Rachel Taylor, government and health industries leader at PwC UK, said:
“With business leaders seeing reforms to planning and greater investment in infrastructure among their top priorities to support UK growth and for the foundation of a successful industrial strategy, the Chancellor’s announcements today mark a welcome step towards turbocharging the economy and bringing reassurance to the market.
“Further levers will be required to increase levels of capital allocation to stimulate investment in much-needed infrastructure, including the UK’s social infrastructure which is characterised by significant backlogs in maintenance and need for replacement.
“Without funding certainty and capital commitment the private sector delivery capabilities are not aligned to delivery of infrastructure at pace with critical constraints on some of the key construction professions and largest contractors who are focussed on opportunities elsewhere.
“Development of funding models that can unlock private sector capital, alongside government capital commitments, as well as private sector innovation and risk, could stimulate development of critical assets and drive economic growth. This includes demystifying the use of private finance initiatives and learning from successful examples of evolution of the PFI model, such as the Welsh MIM structure.
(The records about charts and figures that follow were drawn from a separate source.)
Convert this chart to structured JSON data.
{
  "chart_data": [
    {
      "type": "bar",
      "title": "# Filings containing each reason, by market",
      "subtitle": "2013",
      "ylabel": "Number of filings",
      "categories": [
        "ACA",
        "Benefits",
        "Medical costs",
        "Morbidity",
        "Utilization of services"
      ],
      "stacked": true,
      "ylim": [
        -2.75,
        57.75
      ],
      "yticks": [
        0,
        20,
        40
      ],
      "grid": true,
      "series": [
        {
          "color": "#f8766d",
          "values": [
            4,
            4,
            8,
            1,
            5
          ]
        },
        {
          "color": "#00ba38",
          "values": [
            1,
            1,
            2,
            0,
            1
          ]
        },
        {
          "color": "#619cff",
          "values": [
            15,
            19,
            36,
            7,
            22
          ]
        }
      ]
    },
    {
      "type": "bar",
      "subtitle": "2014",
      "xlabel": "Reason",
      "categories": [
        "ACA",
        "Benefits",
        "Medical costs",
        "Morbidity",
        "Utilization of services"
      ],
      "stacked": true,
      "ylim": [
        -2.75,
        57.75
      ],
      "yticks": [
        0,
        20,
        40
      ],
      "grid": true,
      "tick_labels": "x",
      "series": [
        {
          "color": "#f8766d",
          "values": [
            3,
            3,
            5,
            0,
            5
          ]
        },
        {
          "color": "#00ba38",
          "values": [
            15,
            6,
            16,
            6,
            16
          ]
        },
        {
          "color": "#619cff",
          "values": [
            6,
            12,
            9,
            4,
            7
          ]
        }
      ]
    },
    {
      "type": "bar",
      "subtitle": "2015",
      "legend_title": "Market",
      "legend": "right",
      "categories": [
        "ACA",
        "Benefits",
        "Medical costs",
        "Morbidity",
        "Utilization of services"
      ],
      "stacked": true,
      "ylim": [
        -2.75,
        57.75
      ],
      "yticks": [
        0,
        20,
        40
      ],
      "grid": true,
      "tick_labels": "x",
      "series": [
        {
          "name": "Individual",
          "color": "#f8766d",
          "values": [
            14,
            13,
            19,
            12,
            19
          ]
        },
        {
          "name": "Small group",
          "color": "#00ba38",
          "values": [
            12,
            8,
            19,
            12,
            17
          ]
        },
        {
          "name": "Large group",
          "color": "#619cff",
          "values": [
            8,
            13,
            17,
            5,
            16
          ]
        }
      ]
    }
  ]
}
The principles of risk transfer and use of private finance offer an attractive route to expanding spending power if lessons from the past can be learnt and new models are applied in the places where they offer greatest value.”
Matthew Alabaster - Deals Leader of Industry for Energy, Utilities, Resources and Infrastructure at PwC UK, said:
““The Government’s approach is welcomed to tackle the UK’s growth challenge from all sides, including catalysing the supply of capital, showcasing the projects and sectors that need it, and seeking to reclaim the UK’s reputation as an attractive investment destination.
"There is no silver bullet that will address the scale of the UK’s investment gap, which has become ingrained in the UK economy over the last decade. We estimate a shortfall of £130bn of investment per annum just to get the UK back to the G7 average - adding up to over £1trn of missing investment over the last decade.
“The priority sectors in particular are a critical component of demonstrating to global investors that the UK is not just a low-risk investment jurisdiction (though that is of fundamental importance) but also a place for innovation, growth and exports.
“Many more such initiatives covering all angles will be needed over a sustained period to re-establish the UK as the natural destination for the world’s largest and most strategic investors.”
Gareth Henty, Head of Pensions, PwC UK, said:
“The Chancellor is leaving no stone unturned in her pursuit of economic growth, and it is no surprise that Rachel Reeves is looking to unlock our estimated £330bn of surplus currently trapped in defined benefit (DB) pension schemes.
“Allowing DB schemes with surplus assets to deploy funds beyond their immediate obligations could certainly provide a level of the required investment for infrastructure, innovation, and broader economic growth.
“But, if the Government’s proposals are going to work, as well as tackling the fundamental issue of whether pension schemes’ trustees have the power to pay surplus assets to employers, they will need to tackle the more fundamental issues of why trustees should pursue these strategies.
“In particular, the proposals will need to think about how to address pension scheme trustees’ concerns that a strong funding position today could become a weak funding position tomorrow. The big question is whether, in pursuit of economic growth, the Government or PPF can underpin or provide any support for taking that risk.”